Cortex-A8 processor, 3D graphics hardware, 512M RAM, wifi
Sounds like the upcoming Nokia N900 hardware.
Sounds like the upcoming Nokia N900 hardware.
Saying a device with Cortex-A8 processor, 3D graphics hardware, 512M RAM, wifi, is like saying a car with an internal combustion engine, wheels and windows.
Cortex-A8 is licensed by a lot of companies.
Edit: There are more ARM hardware implementations than Intel's x84. Very little of those can be called "the same hardware"
Edited 2009-09-01 20:23 UTC
RE: startup time and battery life
by memson on Wed 2nd Sep 2009 10:59 UTC
in reply to "startup time and battery life"
power on to desktop - 1 second.. not far from the RiscOS Archimedes computers where the OS was in ROM.

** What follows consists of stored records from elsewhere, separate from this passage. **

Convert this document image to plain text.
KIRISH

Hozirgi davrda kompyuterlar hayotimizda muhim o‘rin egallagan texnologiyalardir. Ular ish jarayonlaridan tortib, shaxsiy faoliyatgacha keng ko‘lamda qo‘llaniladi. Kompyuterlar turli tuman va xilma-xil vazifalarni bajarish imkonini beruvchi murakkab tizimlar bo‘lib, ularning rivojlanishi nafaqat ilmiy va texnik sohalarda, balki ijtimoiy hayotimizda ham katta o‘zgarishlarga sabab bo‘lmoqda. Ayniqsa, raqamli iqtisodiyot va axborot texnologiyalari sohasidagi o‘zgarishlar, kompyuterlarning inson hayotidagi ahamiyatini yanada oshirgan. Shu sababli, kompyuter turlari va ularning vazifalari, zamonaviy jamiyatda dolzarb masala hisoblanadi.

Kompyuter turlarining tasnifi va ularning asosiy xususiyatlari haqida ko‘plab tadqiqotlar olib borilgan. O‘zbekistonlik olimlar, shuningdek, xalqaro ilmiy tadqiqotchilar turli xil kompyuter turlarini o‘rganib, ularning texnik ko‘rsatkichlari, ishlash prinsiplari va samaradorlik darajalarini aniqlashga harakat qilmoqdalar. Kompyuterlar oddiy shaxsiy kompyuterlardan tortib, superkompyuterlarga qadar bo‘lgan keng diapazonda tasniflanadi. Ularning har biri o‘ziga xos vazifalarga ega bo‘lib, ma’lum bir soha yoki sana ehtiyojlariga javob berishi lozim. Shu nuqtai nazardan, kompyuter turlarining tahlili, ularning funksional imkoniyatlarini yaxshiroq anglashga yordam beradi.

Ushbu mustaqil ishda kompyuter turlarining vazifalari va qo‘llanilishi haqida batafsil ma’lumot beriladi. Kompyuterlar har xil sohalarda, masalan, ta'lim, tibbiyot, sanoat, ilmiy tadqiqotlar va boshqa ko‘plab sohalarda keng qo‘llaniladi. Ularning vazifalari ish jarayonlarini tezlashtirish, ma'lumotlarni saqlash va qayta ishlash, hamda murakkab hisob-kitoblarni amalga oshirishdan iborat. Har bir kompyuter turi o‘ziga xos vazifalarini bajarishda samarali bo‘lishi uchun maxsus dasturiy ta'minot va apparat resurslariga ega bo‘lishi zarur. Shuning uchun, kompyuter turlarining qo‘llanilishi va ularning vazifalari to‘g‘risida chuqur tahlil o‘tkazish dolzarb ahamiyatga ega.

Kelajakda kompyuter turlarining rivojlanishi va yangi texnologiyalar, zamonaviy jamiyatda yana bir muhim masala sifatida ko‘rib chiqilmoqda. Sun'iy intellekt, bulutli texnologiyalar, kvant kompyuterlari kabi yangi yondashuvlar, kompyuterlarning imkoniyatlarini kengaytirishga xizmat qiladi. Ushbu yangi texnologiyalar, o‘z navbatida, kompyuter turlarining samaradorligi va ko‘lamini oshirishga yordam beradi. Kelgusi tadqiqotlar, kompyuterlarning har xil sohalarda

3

No. Wrong. The A7000 (Last Acorn machine I used, RISCOS 3.6) takes about 40 - 50 seconds to boot. Whilst the *basic* OS is in ROM, it loads much of the rest of the OS from Hard disc. Even the A3000, which was entirely ROM based and ran RISCOS 2.0 still took around 10 seconds.
RE[2]: startup time and battery life
by timl on Wed 2nd Sep 2009 11:30 UTC
in reply to "RE: startup time and battery life"
Hmmm. Some 10 years ago I knew someone with a RiscPC, not quite sure of the model but I think it had a StrongARM CPU. As I remember it, the thing would indeed boot in a few seconds. I must admit that I never worked closely enough with the machine to remember if it would continue to load stuff in the background (like Windows does since XP). But I am quite sure it was *usable* after only a second of 3 to 5.
Another thing I clearly remember is that the owner would often just reboot instead of closing all his open applications. It was faster and less hassle than closing all apps manually 
"RISC OS is really popular in the UK"
True in 1989 (by virtue of Acorn's privileged status in education), much less true in 1999 (by virtue of Acorn's demise), hardly true at all in 2009.
True in 1989 (by virtue of Acorn's privileged status in education), much less true in 1999 (by virtue of Acorn's demise), hardly true at all in 2009.
Agreed. You'd be hard pressed to find more than a handful of Acorn users in any city. They are thin on the ground and mostly using second user systems that schools threw out or overly expensive (now discontinued) Iyonix.